Wikipedia is on your side:

"In mathematics, approximation describes the process of finding estimates in the form of upper or lower bounds for a quantity that cannot readily be evaluated precisely"

This process doesn't use upper and lower bounds.

However, it still seems more like approximation than estimation to me because of this:

“Of course,” Variyam said, “if the [memory] is so big that it fits all the words, then we can get 100% accuracy.

It seems that in estimation the answer should be unknowable without additional information, whereas in this case it's just a matter of resolution or granularity because of the memory size.

Anyhoo ...

EDIT: also the paper says "estimate" and the article says both "approximate" and "estimate" at different times so it seems everyone except me thinks it's either an estimation or that estimation and approximation are interchangeable.

Still very different things, no?
It's the same thing at different degrees of accuracy. The goal is the same.
Still, counting things and counting unique things are two different procedures.
For someone who's pretty well-versed in English, but not a math-oriented computer scientist, this seems like a distinction without a difference. Please remedy my ignorance.
My GP was wrong, but the words are different.

Eatimation is a procedure the generates an estimate, which is a kind of approximation, while approximation is a result value. They are different "types", as a computer scientist would say. An approximation is any value that is justifiably considered to be nearly exact. ("prox" means "near". See also "proximate" and "proxy".)

Estimation is one way to generate an approximation. An estimate is a subtype of an approximation. There are non-estimation ways to generate an approximation. For example, take an exact value and round it to the nearest multiple of 100. That generates an approximation, but does not use estimation.

I’m not sure the linguistic differences here are as cut and dried as you would like them to be. Estimate and approximate are both verbs, so you can derive nouns from them both for the process of doing the thing, and for the thing that results from such a process.

Estimation is the process of estimating. It produces an estimate.

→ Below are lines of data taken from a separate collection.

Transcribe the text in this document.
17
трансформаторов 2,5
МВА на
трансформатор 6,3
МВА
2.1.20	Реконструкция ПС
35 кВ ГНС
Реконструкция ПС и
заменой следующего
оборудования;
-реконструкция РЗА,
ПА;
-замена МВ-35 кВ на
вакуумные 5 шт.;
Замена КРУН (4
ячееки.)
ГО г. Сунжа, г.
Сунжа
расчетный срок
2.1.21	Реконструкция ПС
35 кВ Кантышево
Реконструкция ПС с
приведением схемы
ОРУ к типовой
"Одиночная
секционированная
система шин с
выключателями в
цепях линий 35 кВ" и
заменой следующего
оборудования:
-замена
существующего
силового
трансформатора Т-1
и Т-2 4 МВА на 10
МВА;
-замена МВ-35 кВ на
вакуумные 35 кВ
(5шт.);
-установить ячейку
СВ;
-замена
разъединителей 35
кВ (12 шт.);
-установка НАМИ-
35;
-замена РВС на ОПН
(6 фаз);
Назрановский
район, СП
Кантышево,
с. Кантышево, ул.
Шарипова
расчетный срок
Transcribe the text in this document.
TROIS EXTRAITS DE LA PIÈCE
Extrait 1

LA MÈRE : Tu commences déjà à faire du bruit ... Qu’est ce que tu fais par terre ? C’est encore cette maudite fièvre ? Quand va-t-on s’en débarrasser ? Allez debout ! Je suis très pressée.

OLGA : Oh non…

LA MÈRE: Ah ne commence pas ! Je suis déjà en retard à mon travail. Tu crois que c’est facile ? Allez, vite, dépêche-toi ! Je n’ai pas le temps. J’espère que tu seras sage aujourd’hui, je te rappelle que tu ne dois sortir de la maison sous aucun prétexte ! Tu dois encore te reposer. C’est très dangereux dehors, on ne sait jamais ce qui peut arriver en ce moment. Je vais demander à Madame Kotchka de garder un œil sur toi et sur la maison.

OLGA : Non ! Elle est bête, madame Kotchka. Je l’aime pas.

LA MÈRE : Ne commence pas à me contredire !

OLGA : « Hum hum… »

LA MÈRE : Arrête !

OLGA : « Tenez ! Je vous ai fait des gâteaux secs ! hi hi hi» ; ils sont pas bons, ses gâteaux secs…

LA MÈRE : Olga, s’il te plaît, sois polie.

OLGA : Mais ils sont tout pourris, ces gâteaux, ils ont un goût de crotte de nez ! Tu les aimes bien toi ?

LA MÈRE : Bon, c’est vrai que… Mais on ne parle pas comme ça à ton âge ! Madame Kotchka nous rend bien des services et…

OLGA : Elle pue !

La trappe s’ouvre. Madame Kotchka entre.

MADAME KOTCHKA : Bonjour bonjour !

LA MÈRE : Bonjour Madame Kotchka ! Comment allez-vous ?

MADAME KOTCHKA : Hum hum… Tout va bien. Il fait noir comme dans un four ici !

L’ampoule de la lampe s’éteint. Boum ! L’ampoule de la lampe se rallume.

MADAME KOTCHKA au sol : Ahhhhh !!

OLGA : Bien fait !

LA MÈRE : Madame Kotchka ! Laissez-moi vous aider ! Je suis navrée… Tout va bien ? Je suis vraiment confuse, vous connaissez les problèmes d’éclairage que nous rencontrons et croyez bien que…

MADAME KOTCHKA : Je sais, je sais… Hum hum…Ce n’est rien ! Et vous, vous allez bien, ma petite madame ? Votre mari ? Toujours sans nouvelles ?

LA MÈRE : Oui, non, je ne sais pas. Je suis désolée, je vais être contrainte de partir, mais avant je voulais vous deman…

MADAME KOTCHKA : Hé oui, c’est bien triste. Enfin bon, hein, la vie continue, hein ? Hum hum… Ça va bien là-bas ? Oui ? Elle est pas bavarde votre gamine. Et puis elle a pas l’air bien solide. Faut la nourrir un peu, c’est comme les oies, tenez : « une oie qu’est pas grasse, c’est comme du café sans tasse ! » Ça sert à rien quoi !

Approximation is the process of approximating. It produces an approximation.

You can also derive adjectives from the verbs as well.

An estimate is an estimated value.

An approximation is an approximate value.

But you’re right that the ‘approximate’ terms make claims about the result - that it is in some way near to the correct value - while the ‘estimate’ derived terms all make a claim about the process that produced the result (ie that it was based on data that is known to be incomplete, uncertain, or approximate)

The authors of the article disagree with you.
The authors of the paper disagree with me, the authors of the article don't (they use both approximate and estimate, but the paper does say estimate).